Recently, the number of friends I have on Facebook has increased. There are many mothers among them who ask me about autism. Some of them are nervous. There are probably those who do not write. This short message is addressed to them.
When is it time to go to the therapist?
First off, stop it with those stories of Einstein who allegedly only spoke at the age of seven, with theories that boys start talking later than girls.
Is your child two years old? Does he or she not use language for communication, but at the same time and without hesitation can pronounce “hydroelectric power station” or “parallelogram”? Quickly: go to the therapist!
Call things by their name
This is a difficult stage. You can work, tirelessly, to do everything just to not say the word ‘autism’. Fear overcomes you when you hear this word. Everyone is afraid of it. But forget about everyone.
The diagnosis is management, strategy and information. Therefore, everything must be called by its proper name. Considering the diagnosis and starting therapy is a long and difficult process.
Find another mother with more experience. Communicate with her and share in her experience. I was lucky, the woman I found was calm, positive and reassured me.
Communicating with her was a rewarding experience.
Don’t give in to anxiety
No matter how difficult, you should not panic, it only hinders you without helping. Also, your child will also become more nervous and will feel guilty if he or she sees your own anxiety.

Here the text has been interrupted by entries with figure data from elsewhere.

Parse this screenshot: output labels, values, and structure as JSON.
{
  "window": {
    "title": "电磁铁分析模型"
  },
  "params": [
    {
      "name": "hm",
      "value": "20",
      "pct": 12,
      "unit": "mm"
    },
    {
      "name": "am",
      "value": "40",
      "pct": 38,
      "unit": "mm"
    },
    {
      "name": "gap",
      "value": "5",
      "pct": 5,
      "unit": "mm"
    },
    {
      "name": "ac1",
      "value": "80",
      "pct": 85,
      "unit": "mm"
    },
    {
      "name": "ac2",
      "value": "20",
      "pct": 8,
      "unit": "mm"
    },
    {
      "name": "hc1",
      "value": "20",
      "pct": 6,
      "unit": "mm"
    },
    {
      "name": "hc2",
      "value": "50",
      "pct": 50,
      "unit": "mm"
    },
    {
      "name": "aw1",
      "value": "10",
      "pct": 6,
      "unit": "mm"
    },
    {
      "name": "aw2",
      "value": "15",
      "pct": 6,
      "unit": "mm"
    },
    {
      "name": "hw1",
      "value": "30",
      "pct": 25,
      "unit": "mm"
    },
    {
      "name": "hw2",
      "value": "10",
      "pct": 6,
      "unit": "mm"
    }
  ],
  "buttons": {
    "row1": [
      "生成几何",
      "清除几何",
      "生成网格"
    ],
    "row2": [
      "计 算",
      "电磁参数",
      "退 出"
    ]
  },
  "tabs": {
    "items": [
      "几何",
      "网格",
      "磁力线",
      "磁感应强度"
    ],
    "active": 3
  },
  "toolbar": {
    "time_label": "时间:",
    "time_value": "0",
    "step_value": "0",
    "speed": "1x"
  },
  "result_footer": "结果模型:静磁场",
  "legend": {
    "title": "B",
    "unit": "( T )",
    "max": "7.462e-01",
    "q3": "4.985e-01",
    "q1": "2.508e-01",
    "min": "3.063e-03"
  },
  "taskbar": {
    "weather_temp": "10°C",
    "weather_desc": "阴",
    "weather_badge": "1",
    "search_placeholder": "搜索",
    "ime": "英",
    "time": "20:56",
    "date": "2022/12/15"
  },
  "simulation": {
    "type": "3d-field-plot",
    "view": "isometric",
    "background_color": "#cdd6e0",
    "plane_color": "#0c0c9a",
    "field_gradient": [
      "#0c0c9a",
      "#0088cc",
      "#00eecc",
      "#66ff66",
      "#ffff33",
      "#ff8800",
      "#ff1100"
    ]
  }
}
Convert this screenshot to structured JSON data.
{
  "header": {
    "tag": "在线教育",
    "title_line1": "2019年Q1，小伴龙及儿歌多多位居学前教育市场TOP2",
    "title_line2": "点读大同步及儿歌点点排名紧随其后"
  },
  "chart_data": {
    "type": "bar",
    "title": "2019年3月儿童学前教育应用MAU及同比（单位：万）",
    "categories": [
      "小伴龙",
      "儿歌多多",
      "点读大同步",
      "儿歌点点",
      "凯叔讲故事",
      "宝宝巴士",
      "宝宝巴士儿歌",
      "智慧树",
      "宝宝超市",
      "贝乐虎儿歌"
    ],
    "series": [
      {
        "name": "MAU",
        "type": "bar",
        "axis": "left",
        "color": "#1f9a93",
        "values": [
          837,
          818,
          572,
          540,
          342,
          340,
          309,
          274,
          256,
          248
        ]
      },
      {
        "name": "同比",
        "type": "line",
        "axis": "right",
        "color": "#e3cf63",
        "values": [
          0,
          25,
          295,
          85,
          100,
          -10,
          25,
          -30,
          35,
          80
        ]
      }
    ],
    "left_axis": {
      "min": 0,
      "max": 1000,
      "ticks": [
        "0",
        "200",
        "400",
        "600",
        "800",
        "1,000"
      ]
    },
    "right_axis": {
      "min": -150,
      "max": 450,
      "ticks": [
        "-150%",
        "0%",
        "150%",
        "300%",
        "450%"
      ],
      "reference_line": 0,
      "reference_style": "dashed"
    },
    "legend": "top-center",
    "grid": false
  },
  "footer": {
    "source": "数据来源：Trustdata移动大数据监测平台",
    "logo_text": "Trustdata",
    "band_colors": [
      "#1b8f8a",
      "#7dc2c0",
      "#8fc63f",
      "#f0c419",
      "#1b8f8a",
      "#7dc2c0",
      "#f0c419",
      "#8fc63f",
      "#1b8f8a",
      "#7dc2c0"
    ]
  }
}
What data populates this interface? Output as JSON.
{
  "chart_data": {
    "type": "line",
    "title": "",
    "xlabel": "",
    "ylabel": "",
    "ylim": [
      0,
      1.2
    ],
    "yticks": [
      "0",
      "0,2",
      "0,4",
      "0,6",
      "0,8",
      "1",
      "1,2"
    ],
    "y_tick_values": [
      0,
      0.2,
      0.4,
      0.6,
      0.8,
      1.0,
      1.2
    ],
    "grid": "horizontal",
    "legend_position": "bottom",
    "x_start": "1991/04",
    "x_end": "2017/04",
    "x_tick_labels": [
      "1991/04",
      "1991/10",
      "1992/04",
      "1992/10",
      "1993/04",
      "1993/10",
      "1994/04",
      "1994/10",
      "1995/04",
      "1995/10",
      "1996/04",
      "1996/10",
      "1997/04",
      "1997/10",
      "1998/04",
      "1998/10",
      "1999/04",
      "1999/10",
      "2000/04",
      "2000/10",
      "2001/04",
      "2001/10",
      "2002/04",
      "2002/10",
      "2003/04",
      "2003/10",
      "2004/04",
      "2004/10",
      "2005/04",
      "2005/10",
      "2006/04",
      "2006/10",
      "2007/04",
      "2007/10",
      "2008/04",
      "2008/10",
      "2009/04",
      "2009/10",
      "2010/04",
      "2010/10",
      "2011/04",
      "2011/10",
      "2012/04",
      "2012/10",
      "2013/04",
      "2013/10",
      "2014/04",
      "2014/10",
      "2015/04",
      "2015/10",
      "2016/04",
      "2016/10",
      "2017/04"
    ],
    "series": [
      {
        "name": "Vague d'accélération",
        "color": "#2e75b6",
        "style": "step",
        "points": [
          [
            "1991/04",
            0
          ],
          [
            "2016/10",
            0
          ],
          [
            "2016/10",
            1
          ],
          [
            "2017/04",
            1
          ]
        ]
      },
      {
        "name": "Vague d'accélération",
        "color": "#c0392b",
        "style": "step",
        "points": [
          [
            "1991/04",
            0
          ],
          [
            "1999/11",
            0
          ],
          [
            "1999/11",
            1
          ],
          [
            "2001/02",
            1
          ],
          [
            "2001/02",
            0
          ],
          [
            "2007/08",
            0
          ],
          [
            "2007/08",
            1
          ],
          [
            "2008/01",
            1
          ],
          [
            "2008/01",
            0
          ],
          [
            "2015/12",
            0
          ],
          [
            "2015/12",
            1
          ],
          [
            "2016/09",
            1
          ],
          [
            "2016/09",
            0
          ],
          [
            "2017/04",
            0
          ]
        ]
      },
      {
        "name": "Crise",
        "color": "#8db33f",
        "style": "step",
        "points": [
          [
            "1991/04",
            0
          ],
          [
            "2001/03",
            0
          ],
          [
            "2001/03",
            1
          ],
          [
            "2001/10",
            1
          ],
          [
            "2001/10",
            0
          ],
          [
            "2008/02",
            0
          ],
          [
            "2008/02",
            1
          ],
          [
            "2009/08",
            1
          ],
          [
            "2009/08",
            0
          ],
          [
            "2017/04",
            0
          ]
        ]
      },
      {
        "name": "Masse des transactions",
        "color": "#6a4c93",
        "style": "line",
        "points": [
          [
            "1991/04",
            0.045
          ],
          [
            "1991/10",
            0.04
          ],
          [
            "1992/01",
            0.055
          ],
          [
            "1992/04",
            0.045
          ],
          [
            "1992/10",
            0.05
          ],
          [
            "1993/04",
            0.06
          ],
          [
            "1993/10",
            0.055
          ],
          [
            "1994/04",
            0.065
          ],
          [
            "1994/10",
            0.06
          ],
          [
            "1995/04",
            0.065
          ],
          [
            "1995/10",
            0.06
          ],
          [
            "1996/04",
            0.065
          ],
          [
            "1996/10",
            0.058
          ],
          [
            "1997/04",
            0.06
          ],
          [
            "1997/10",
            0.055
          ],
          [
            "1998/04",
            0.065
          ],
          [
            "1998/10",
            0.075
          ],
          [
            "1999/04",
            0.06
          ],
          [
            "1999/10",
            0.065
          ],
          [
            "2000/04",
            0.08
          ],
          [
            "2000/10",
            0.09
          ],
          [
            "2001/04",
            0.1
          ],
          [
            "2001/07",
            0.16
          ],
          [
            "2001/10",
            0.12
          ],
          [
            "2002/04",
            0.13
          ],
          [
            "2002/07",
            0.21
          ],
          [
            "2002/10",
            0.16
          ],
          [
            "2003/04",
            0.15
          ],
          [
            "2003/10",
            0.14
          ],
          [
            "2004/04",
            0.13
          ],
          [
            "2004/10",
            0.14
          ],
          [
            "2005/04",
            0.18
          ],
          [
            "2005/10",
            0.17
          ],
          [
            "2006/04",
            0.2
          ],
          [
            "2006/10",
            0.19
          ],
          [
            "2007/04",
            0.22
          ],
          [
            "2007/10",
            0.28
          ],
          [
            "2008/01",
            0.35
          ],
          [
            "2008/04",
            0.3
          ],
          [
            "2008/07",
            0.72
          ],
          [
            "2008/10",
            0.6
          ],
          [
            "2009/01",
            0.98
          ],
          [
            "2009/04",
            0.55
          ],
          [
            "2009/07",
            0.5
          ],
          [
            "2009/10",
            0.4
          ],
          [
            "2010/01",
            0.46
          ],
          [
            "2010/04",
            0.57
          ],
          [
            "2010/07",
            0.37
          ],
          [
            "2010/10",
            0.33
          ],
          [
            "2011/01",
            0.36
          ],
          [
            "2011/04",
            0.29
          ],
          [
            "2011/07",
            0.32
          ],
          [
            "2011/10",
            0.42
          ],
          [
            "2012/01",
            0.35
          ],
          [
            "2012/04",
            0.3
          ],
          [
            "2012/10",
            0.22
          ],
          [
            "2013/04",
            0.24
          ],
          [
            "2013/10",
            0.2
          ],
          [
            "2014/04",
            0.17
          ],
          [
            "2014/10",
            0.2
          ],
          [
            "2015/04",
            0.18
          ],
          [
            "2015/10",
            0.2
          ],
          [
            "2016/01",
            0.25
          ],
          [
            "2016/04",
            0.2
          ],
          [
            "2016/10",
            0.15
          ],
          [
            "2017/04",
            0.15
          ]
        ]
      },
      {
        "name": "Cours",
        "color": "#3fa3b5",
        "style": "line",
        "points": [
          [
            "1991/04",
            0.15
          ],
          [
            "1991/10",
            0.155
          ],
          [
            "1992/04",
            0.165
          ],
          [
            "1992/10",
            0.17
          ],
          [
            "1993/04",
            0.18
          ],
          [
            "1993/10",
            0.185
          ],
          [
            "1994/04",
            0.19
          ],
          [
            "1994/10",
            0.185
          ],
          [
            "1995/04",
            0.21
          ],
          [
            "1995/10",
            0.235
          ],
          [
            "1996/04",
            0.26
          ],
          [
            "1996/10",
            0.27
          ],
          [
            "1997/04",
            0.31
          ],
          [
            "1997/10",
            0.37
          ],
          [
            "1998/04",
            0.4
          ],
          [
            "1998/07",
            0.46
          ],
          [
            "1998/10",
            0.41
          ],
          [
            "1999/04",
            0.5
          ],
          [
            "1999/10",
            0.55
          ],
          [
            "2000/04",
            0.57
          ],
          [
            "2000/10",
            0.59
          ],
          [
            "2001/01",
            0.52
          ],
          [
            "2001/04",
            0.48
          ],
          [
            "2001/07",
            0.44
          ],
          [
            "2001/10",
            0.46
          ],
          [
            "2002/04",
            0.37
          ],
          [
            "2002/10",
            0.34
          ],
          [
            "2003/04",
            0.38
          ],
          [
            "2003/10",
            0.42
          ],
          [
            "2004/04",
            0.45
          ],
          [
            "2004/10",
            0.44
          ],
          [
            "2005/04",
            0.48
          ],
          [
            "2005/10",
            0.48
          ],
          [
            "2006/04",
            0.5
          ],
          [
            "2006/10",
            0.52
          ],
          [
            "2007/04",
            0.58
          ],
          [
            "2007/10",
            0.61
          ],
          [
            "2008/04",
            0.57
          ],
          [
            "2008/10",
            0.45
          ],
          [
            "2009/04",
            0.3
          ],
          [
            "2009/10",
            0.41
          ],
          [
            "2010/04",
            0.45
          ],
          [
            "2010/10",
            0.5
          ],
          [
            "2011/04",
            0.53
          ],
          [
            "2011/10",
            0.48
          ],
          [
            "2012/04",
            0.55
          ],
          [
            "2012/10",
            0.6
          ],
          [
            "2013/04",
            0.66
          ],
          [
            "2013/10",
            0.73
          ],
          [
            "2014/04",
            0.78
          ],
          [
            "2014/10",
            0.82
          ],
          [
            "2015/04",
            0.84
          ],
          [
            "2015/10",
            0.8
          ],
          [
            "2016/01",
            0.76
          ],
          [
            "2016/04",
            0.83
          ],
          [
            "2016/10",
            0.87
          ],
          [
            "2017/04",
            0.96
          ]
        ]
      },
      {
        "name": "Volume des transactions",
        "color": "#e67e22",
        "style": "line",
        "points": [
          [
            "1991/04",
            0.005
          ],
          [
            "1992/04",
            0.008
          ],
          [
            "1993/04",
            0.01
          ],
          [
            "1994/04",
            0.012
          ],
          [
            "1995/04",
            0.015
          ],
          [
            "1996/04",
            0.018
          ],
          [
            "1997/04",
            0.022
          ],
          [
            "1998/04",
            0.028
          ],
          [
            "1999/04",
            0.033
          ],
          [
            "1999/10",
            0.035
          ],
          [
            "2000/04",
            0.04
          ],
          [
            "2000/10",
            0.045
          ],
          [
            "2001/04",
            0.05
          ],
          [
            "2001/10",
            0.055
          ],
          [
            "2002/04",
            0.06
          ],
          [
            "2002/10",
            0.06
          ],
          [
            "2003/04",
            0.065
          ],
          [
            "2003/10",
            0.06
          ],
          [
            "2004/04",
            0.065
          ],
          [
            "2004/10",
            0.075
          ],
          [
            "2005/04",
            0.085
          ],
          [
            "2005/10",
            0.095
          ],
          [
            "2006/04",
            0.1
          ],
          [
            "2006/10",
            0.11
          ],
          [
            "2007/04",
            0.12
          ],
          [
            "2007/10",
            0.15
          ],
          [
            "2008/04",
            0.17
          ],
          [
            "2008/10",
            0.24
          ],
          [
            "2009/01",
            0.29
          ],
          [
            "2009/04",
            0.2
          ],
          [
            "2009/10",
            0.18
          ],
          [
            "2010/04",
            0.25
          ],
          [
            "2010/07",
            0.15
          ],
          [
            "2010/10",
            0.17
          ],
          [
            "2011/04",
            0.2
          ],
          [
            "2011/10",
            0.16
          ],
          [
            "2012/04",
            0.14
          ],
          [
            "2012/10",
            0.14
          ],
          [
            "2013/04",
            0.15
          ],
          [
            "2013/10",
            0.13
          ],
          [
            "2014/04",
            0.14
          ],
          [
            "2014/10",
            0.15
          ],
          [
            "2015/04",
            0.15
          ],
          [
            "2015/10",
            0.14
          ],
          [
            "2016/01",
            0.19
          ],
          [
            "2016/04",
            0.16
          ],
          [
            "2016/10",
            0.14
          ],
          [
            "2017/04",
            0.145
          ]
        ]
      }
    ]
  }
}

I had hysteria for about three or four days. I cried. I wrote poems. And then I became happier later on when I saw my child’s success.
Things will work out, believe me.
The main thing is your child
The main thing should be the interests of the child and their priorities.
Forget about all the small things.
“Oh, I will transfer my child to another class because the parents of children in this class are concerned,” or “I will not make any comments to the kindergarten teacher, she has a low salary as well,” – forget about all the small things. The main thing is the child, everything else is of secondary importance.
Don’t be afraid
Everything will be settled, everything will be fine. Work, do not be afraid. Pretend you’re trying to solve a puzzle, a computer game in which you need to achieve a “new life” and score points.